De nieuwe Sociaal Economische Raad (SER) is een platform met een brede maatschappelijke vertegenwoordiging. Dit adviserend orgaan is op maandag 14 september door president Chandrikapersad Santokhi geïnstalleerd. Om de juiste invulling te geven aan good governance en kernwaarden van eenheid zal volgens het staatshoofd continu dialoog met sociale partners en functionele groepen zijn vereist. De SER vormt daarmee een belangrijk platform.
Tegen deze achtergrond heeft de regering ervoor gekozen om naast de traditionele organisaties, te weten Ravaksur, VSB en ASFA, de maatschappelijke vertegenwoordiging binnen de SER te vergroten ook de Associatie voor Klein en Middelgrote Ondernemerschap (AKMOS) zich te laten vertegenwoordigen. De regering heeft daarbij een van de aan haar toegewezen posities binnen het orgaan ingevuld met de vertegenwoordiger van de AKMOS. Aan de Kamer van Koophandel en Fabrieken (KKF) is ook gevraagd zich te laten vertegenwoordigen, wat echter nog niet zover is.

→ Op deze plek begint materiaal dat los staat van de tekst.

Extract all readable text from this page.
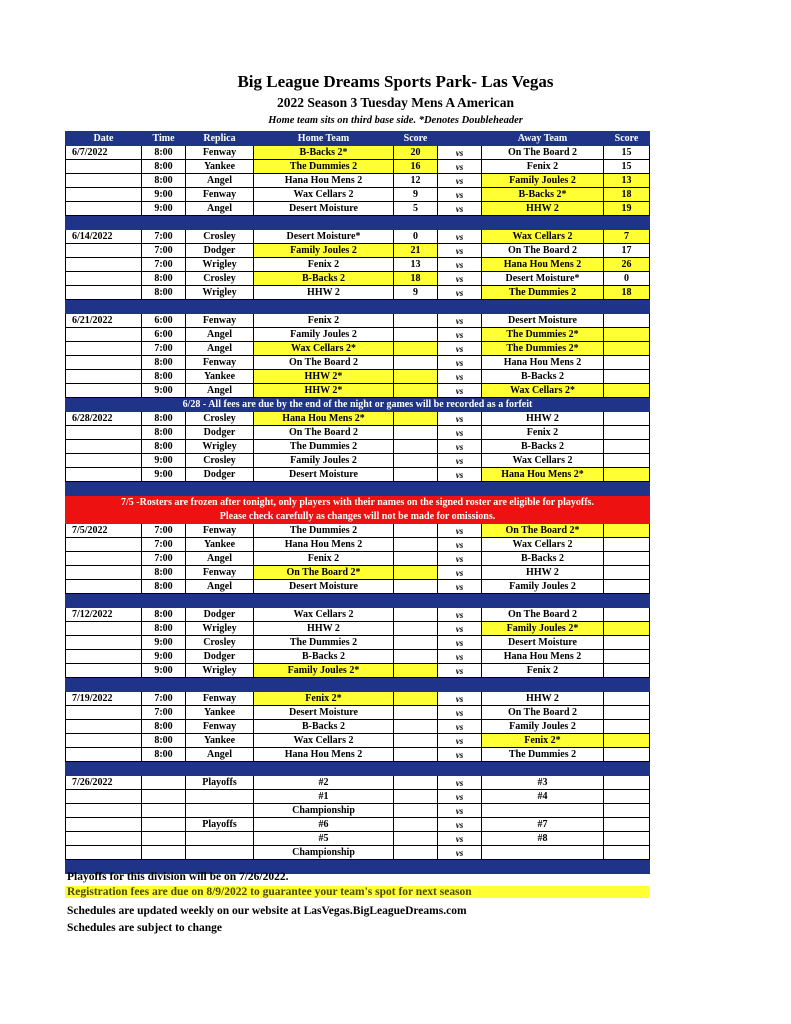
Big League Dreams Sports Park- Las Vegas
2022 Season 3 Tuesday Mens A American
Home team sits on third base side. *Denotes Doubleheader
Date	Time	Replica	Home Team	Score		Away Team	Score
6/7/2022	8:00	Fenway	B-Backs 2*	20	vs	On The Board 2	15
	8:00	Yankee	The Dummies 2	16	vs	Fenix 2	15
	8:00	Angel	Hana Hou Mens 2	12	vs	Family Joules 2	13
	9:00	Fenway	Wax Cellars 2	9	vs	B-Backs 2*	18
	9:00	Angel	Desert Moisture	5	vs	HHW 2	19

6/14/2022	7:00	Crosley	Desert Moisture*	0	vs	Wax Cellars 2	7
	7:00	Dodger	Family Joules 2	21	vs	On The Board 2	17
	7:00	Wrigley	Fenix 2	13	vs	Hana Hou Mens 2	26
	8:00	Crosley	B-Backs 2	18	vs	Desert Moisture*	0
	8:00	Wrigley	HHW 2	9	vs	The Dummies 2	18

6/21/2022	6:00	Fenway	Fenix 2		vs	Desert Moisture	
	6:00	Angel	Family Joules 2		vs	The Dummies 2*	
	7:00	Angel	Wax Cellars 2*		vs	The Dummies 2*	
	8:00	Fenway	On The Board 2		vs	Hana Hou Mens 2	
	8:00	Yankee	HHW 2*		vs	B-Backs 2	
	9:00	Angel	HHW 2*		vs	Wax Cellars 2*	
6/28 - All fees are due by the end of the night or games will be recorded as a forfeit							
6/28/2022	8:00	Crosley	Hana Hou Mens 2*		vs	HHW 2	
	8:00	Dodger	On The Board 2		vs	Fenix 2	
	8:00	Wrigley	The Dummies 2		vs	B-Backs 2	
	9:00	Crosley	Family Joules 2		vs	Wax Cellars 2	
	9:00	Dodger	Desert Moisture		vs	Hana Hou Mens 2*	

7/5 -Rosters are frozen after tonight, only players with their names on the signed roster are eligible for playoffs.							
Please check carefully as changes will not be made for omissions.							
7/5/2022	7:00	Fenway	The Dummies 2		vs	On The Board 2*	
	7:00	Yankee	Hana Hou Mens 2		vs	Wax Cellars 2	
	7:00	Angel	Fenix 2		vs	B-Backs 2	
	8:00	Fenway	On The Board 2*		vs	HHW 2	
	8:00	Angel	Desert Moisture		vs	Family Joules 2	

7/12/2022	8:00	Dodger	Wax Cellars 2		vs	On The Board 2	
	8:00	Wrigley	HHW 2		vs	Family Joules 2*	
	9:00	Crosley	The Dummies 2		vs	Desert Moisture	
	9:00	Dodger	B-Backs 2		vs	Hana Hou Mens 2	
	9:00	Wrigley	Family Joules 2*		vs	Fenix 2	

7/19/2022	7:00	Fenway	Fenix 2*		vs	HHW 2	
	7:00	Yankee	Desert Moisture		vs	On The Board 2	
	8:00	Fenway	B-Backs 2		vs	Family Joules 2	
	8:00	Yankee	Wax Cellars 2		vs	Fenix 2*	
	8:00	Angel	Hana Hou Mens 2		vs	The Dummies 2	

7/26/2022		Playoffs	#2		vs	#3	
			#1		vs	#4	
			Championship		vs		
		Playoffs	#6		vs	#7	
			#5		vs	#8	
			Championship		vs		

Playoffs for this division will be on 7/26/2022.
Registration fees are due on 8/9/2022 to guarantee your team's spot for next season
Schedules are updated weekly on our website at LasVegas.BigLeagueDreams.com
Schedules are subject to change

De invulling van de SER is geschied op basis van voordrachten die ontvangen zijn vanuit de organisaties van werknemers, ondernemers én de regering. Eerder op de dag heeft president Santokhi de leden van de nieuwe Staatsraad, net als de SER ook een adviserend orgaan, geïnstalleerd. Volgens het staatshoofd heeft de regering daarmee institutioneel en constitutioneel bekeken twee belangrijke instrumenten in place gebracht om te functioneren als adviesorganen. Beide hebben ze hun eigen verantwoordelijkheid en taakstelling. Belangrijk is ook dat beide lichamen komen aan de vooravond dat de regering voornemens is haar crisisbeheersingsplan te presenteren aan het parlement.
De SER heeft volgens de wet tot taak de regering te adviseren omtrent: A. Een goede afstemming van en bij het economisch beleid betrokken belangen van overheid en maatschappelijke groepen gericht op economische stabiliteit en sociale rust. B. Een goede maatschappelijke werkzaamheid en een duurzame ontwikkeling van het sociaaleconomisch leven en vandaaruit betrokken maatschappelijke groepen gericht op de sociale rechtvaardigheid en economische groei. “Deze taakstelling kan niet beter passen binnen de visie van de regering. In de eerste plaats: de visie van eenheid. In de tweede plaats: de realisatie van deze visie door middel van dialoog en het bevorderen van onderlinge verbondenheid,” aldus president Santokhi.
Hij noemde economische stabiliteit, sociale rust, maatschappelijke werkzaamheid, duurzame ontwikkeling, sociale rechtvaardigheid en economische groei als kernwoorden die ons allen verbinden en samenbrengen. De coalitie heeft deze kernwoorden als fundamenteel aangenomen binnen het regeringsbeleid en het gestelde ontwikkelingsdoel. SER wordt daarmee een platform en instrument voor de regering om binnen haar beleid de verschillende inzichten en perspectieven van de werknemers, ondernemers, wetenschappers en deskundigen mee te nemen in het regeringsbeleid en de realisatie van ontwikkelingsdoelen.
De regering wordt binnen de SER vertegenwoordigd door: Ritesh Ganpat, Wandana Pherai, Stephan Smith, Sila Kisoensingh, Raymond Landburg. Ravaksur: Armand Zunder, Jan Haakmat en Robby Berenstein. VSB: Marlon Telting, Shirley Relyveld, Djaienti Hindori. ASFA: Rudy Soeklal. Plaatsvervangende leden: Regering: Letitia Fernand, Robert Soentik, Harry Soeklal, Henry Ori, Ruben Ravenberg. Ravaksur: Imro Wip, Imrick Edam, Robby Naarendorp. VSB: Marjorie Reinardus, Jean-Luc van Charante, Marny Daal. ASFA: Diana Ensberg.